As quickly as it arrived, Kozmo.com was gone.
Students woke up last Thursday morning to find that Kozmo, the site that had provided many of them with their video rentals, CD purchases, and late-night donut deliveries, had shut down its site without warning.
"I tried to use it one day and the website wasn't working," said Bernadine Goldberg, BC '04, who, like many students, often browsed the site on late weekend nights when she did not feel like going out.
Scott Elliot, CC '03, heard about the closing on the news. "I was pretty disappointed," he said. "I don't know how I'm going to order my videos now."
The three-year-old company was the most visible of the web-based desktop-to-doorstep delivery services and brought everything from videos and DVDs to cigarettes and fish magnets to doorstops in nine cities, including New York, Boston, and Chicago.

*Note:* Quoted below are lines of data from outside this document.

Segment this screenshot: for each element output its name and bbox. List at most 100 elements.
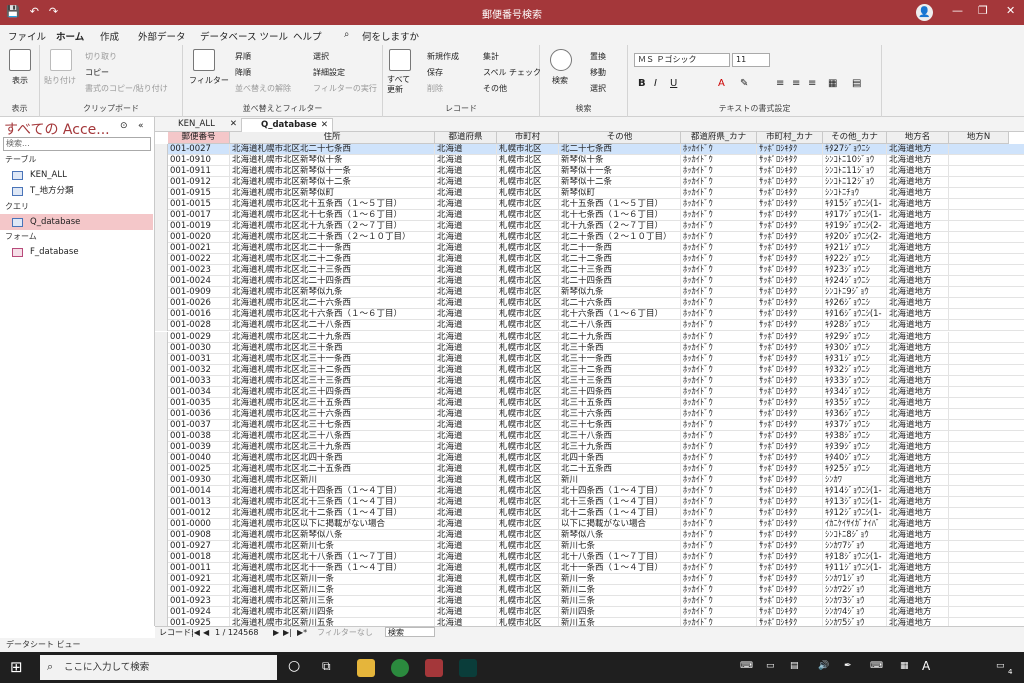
record-selector[interactable] (155, 596, 168, 608)
table-cell[interactable]: 新川二条 (559, 585, 681, 597)
table-cell[interactable]: 001-0922 (168, 585, 230, 597)
table-cell[interactable]: ｻｯﾎﾟﾛｼｷﾀｸ (757, 199, 823, 211)
table-cell[interactable]: 001-0927 (168, 541, 230, 553)
maximize-button[interactable]: ❐ (978, 4, 988, 17)
table-cell[interactable]: 001-0026 (168, 298, 230, 310)
table-row[interactable]: 001-0026 北海道札幌市北区北二十六条西 北海道 札幌市北区 北二十六条西 ﾎｯｶｲ… (155, 298, 1024, 310)
table-cell[interactable]: 北海道 (435, 364, 497, 376)
table-cell[interactable]: 札幌市北区 (497, 155, 559, 167)
record-selector[interactable] (155, 199, 168, 211)
table-cell[interactable]: 新川三条 (559, 596, 681, 608)
view-button[interactable]: 表示 (12, 75, 28, 86)
refresh-all-button[interactable]: すべて 更新 (387, 75, 410, 95)
table-cell[interactable]: 新川 (559, 474, 681, 486)
table-cell[interactable]: 001-0925 (168, 618, 230, 626)
table-row[interactable]: 001-0925 北海道札幌市北区新川五条 北海道 札幌市北区 新川五条 ﾎｯｶｲﾄﾞｳｻ… (155, 618, 1024, 626)
table-cell[interactable]: ﾎｯｶｲﾄﾞｳ (681, 166, 757, 178)
table-cell[interactable]: 001-0910 (168, 155, 230, 167)
tab-file[interactable]: ファイル (8, 29, 46, 43)
table-cell[interactable]: 北三十三条西 (559, 375, 681, 387)
table-cell[interactable]: ﾎｯｶｲﾄﾞｳ (681, 210, 757, 222)
underline-button[interactable]: U (670, 78, 677, 89)
table-cell[interactable]: 北海道地方 (887, 485, 949, 497)
ime-icon[interactable]: ▦ (900, 661, 909, 671)
table-cell[interactable]: 北海道地方 (887, 408, 949, 420)
table-cell[interactable]: 札幌市北区 (497, 507, 559, 519)
table-cell[interactable]: ｷﾀ25ｼﾞｮｳﾆｼ (823, 463, 887, 475)
table-cell[interactable]: 北海道地方 (887, 507, 949, 519)
file-explorer-icon[interactable] (357, 659, 375, 677)
table-row[interactable]: 001-0000 北海道札幌市北区以下に掲載がない場合 北海道 札幌市北区 以下に掲載が… (155, 519, 1024, 531)
table-cell[interactable]: 北海道 (435, 342, 497, 354)
table-row[interactable]: 001-0924 北海道札幌市北区新川四条 北海道 札幌市北区 新川四条 ﾎｯｶｲﾄﾞｳｻ… (155, 607, 1024, 619)
table-row[interactable]: 001-0027 北海道札幌市北区北二十七条西 北海道 札幌市北区 北二十七条西 ﾎｯｶｲ… (155, 144, 1024, 155)
record-selector[interactable] (155, 353, 168, 365)
table-cell[interactable]: 北海道 (435, 618, 497, 626)
table-cell[interactable]: ｷﾀ34ｼﾞｮｳﾆｼ (823, 386, 887, 398)
table-cell[interactable]: 001-0039 (168, 441, 230, 453)
table-cell[interactable]: 北海道 (435, 254, 497, 266)
table-cell[interactable]: 北海道地方 (887, 496, 949, 508)
table-cell[interactable]: 札幌市北区 (497, 574, 559, 586)
table-cell[interactable]: 北海道 (435, 353, 497, 365)
table-cell[interactable]: ﾎｯｶｲﾄﾞｳ (681, 552, 757, 564)
table-cell[interactable]: 北海道地方 (887, 353, 949, 365)
task-view-icon[interactable]: ⧉ (322, 659, 331, 674)
record-selector[interactable] (155, 496, 168, 508)
table-cell[interactable]: 北海道地方 (887, 188, 949, 200)
table-cell[interactable]: 北海道札幌市北区北三十条西 (230, 342, 435, 354)
table-cell[interactable]: 北二十五条西 (559, 463, 681, 475)
table-cell[interactable]: 001-0915 (168, 188, 230, 200)
record-selector[interactable] (155, 254, 168, 266)
record-selector[interactable] (155, 298, 168, 310)
table-cell[interactable]: 北海道札幌市北区新琴似十一条 (230, 166, 435, 178)
nav-collapse-icon[interactable]: « (138, 121, 144, 131)
table-cell[interactable]: 北海道地方 (887, 397, 949, 409)
table-cell[interactable]: 北海道札幌市北区北三十八条西 (230, 430, 435, 442)
table-cell[interactable]: 北三十七条西 (559, 419, 681, 431)
bold-button[interactable]: B (638, 78, 646, 89)
volume-icon[interactable]: 🔊 (818, 661, 829, 671)
table-cell[interactable]: 001-0038 (168, 430, 230, 442)
table-cell[interactable]: 北海道地方 (887, 441, 949, 453)
table-cell[interactable]: 001-0022 (168, 254, 230, 266)
table-cell[interactable]: 001-0034 (168, 386, 230, 398)
table-cell[interactable]: 札幌市北区 (497, 496, 559, 508)
font-color-button[interactable]: A (718, 78, 725, 89)
access-icon[interactable] (425, 659, 443, 677)
table-cell[interactable]: 札幌市北区 (497, 474, 559, 486)
record-selector[interactable] (155, 342, 168, 354)
nav-header[interactable]: すべての Acce... (4, 119, 110, 139)
highlight-button[interactable]: ✎ (740, 78, 748, 89)
table-cell[interactable]: ｻｯﾎﾟﾛｼｷﾀｸ (757, 386, 823, 398)
table-cell[interactable]: 北海道札幌市北区北十八条西（１～７丁目） (230, 552, 435, 564)
table-row[interactable]: 001-0029 北海道札幌市北区北二十九条西 北海道 札幌市北区 北二十九条西 ﾎｯｶｲ… (155, 331, 1024, 343)
table-cell[interactable]: 札幌市北区 (497, 618, 559, 626)
record-selector[interactable] (155, 320, 168, 332)
table-cell[interactable]: 001-0911 (168, 166, 230, 178)
record-selector[interactable] (155, 408, 168, 420)
table-cell[interactable]: ﾎｯｶｲﾄﾞｳ (681, 519, 757, 531)
table-cell[interactable]: 北三十六条西 (559, 408, 681, 420)
table-cell[interactable]: 北十二条西（１～４丁目） (559, 507, 681, 519)
alt-row-color-button[interactable]: ▤ (852, 78, 861, 89)
network-icon[interactable]: ▤ (790, 661, 799, 671)
ime-mode[interactable]: A (922, 659, 930, 673)
table-cell[interactable]: ﾎｯｶｲﾄﾞｳ (681, 485, 757, 497)
table-cell[interactable]: ｷﾀ31ｼﾞｮｳﾆｼ (823, 353, 887, 365)
table-cell[interactable]: ｻｯﾎﾟﾛｼｷﾀｸ (757, 298, 823, 310)
table-cell[interactable]: 001-0924 (168, 607, 230, 619)
table-cell[interactable]: 北海道 (435, 210, 497, 222)
record-selector[interactable] (155, 221, 168, 233)
table-cell[interactable]: ﾎｯｶｲﾄﾞｳ (681, 155, 757, 167)
table-cell[interactable]: ﾎｯｶｲﾄﾞｳ (681, 254, 757, 266)
table-cell[interactable]: 北海道 (435, 320, 497, 332)
table-row[interactable]: 001-0915 北海道札幌市北区新琴似町 北海道 札幌市北区 新琴似町 ﾎｯｶｲﾄﾞｳｻ… (155, 188, 1024, 200)
table-cell[interactable]: 新琴似町 (559, 188, 681, 200)
table-cell[interactable]: ｷﾀ24ｼﾞｮｳﾆｼ (823, 276, 887, 288)
table-cell[interactable]: 北海道地方 (887, 430, 949, 442)
table-cell[interactable]: 札幌市北区 (497, 342, 559, 354)
table-cell[interactable]: ﾎｯｶｲﾄﾞｳ (681, 574, 757, 586)
column-header[interactable]: 地方名 (887, 132, 949, 144)
column-header[interactable]: その他_カナ (823, 132, 887, 144)
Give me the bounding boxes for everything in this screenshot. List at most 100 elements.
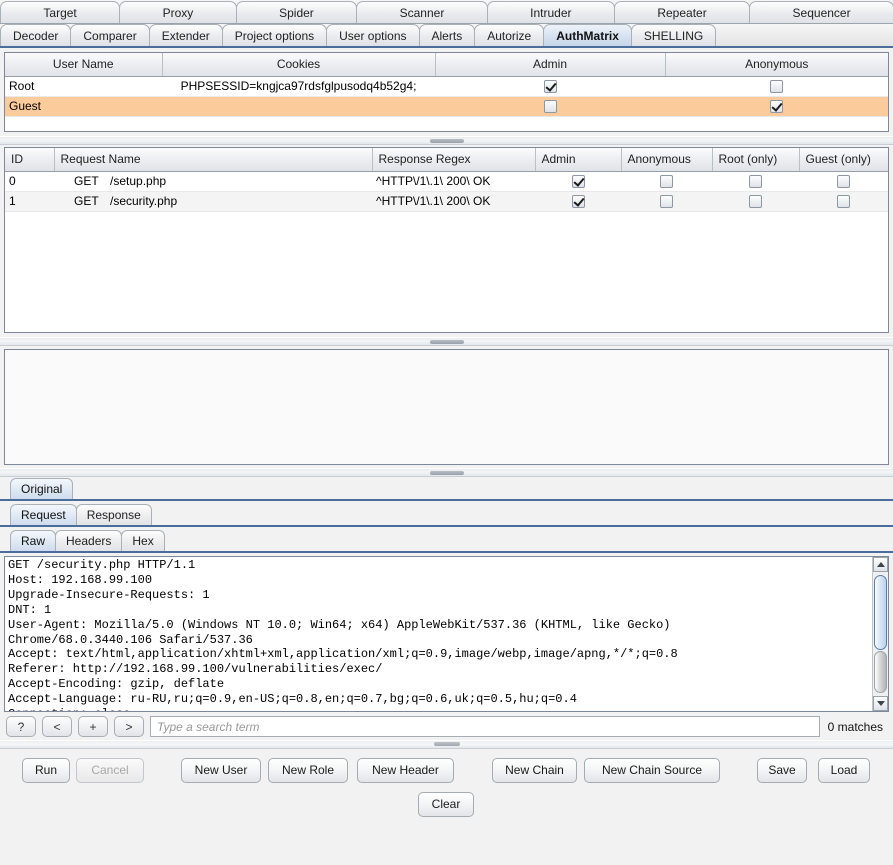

The company grew rapidly, quickly drawing a following, particularly among college students. At its height, Kozmo had more than 3,300 employees and secured large venture capital resources, including a $25 million investment in December.
But like other online services, including Kozmo's main competitor, Urbanfetch.com, which shut down in October, Kozmo ultimately had trouble turning a profit. The company underwent a major restructuring last summer, cutting spending from more than $30 million a month to about $2 million and laying off hundreds of workers. In August, the company withdrew its plans for an initial public offering of its stock.
Approximately 1,100 workers, including about 475 in Manhattan, lost their jobs in the closure. In a statement, Kozmo, which will liquidate its assets, blamed the struggling online economy, as well as "decisions made early in the company's development" for the failure.
"Given more time and more hospitable market conditions, Kozmo would have succeeded in rounding the corner and would have continued to grow," said Kozmo Chief Executive Gerry Burdo in a statement a week ago.
For many Columbia students, the closing of Kozmo will have an effect on their weekend activites.
"Those days are lazy days," said Goldberg. "Those are the days you want everything to come to you."
Besides offering delivery to the residence hall lobbies, Kozmo offered a variety of items, providing the opportunity for large weekend get-togethers for students.
"Everybody in my hall would order from Kozmo and we would have a big party," said Ken Kaji, CC '04, who lives in Carman Hall. "We would get the food and the video, and we would order cigarettes… It's convenient, isn't it?"
Kaji said his floor would use the site so often that the deliverer became "this permanent fixture in the [Carman] lobby."
For Elliot the unique aspect to Kozmo was that it allowed him to make "total impulse buys." Now, he said, his only option is Barnes & Noble, whose deliveries take several days.
"I'm definitely going to have to find another place to get videos," he said.
But not everybody was surprised by the fate of the video delivery website. Some students said that there were obvious clues leading up to last week's closing.
"It's a dot-com. I didn't think it was a sustainable model," said Kaji.
Kozmo is only the latest in a succession of failed online companies stretching back to last summer when the online economy began to cool. In addition to Kozmo and Urbanfetch, online companies such as Pets.com and Toys.com have closed their virtual doors. Even more established Internet companies such as Amazon.com have cut jobs in an effort to turn a profit.
But some students questioned whether it was the economy that caused Kozmo's closing.
"Kozmo has nothing to do with the economy," said Bryon Russell, CC '01. "They were pretty good until they screwed themselves over by screwing the customers. As they started to screw up, I got more and more sick [of them]."
In its last days, in part due to the closing of its competitor Urbanfetch.com, Kozmo started to increase prices and add extra fees in order to compensate for its rapidly declining profits.
Russell said he noticed the changes in the company eight months ago and decided to "break with them" four months ago when "I knew they were going down."
Russell began to question his loyalty to Kozmo when the site instituted a minimum purchase fee of $10 several months ago, which was "really irritating because the video cost about $4.50." He then noticed a two-dollar miscellaneous fee added to his purchases, which appeared to have no purpose. Then, without a competitor, the quality of service went downhill.
"They started not to be able to deliver on time, and that really irritated me," he said. "You would order something and it wouldn't come for like three hours."
Despite the failing service in Kozmo's final days, the absence of a video rental delivery service will undeniably have an effect on Columbia's campus.
"It sucks," said Kaji. "I hold Kozmo close to my heart."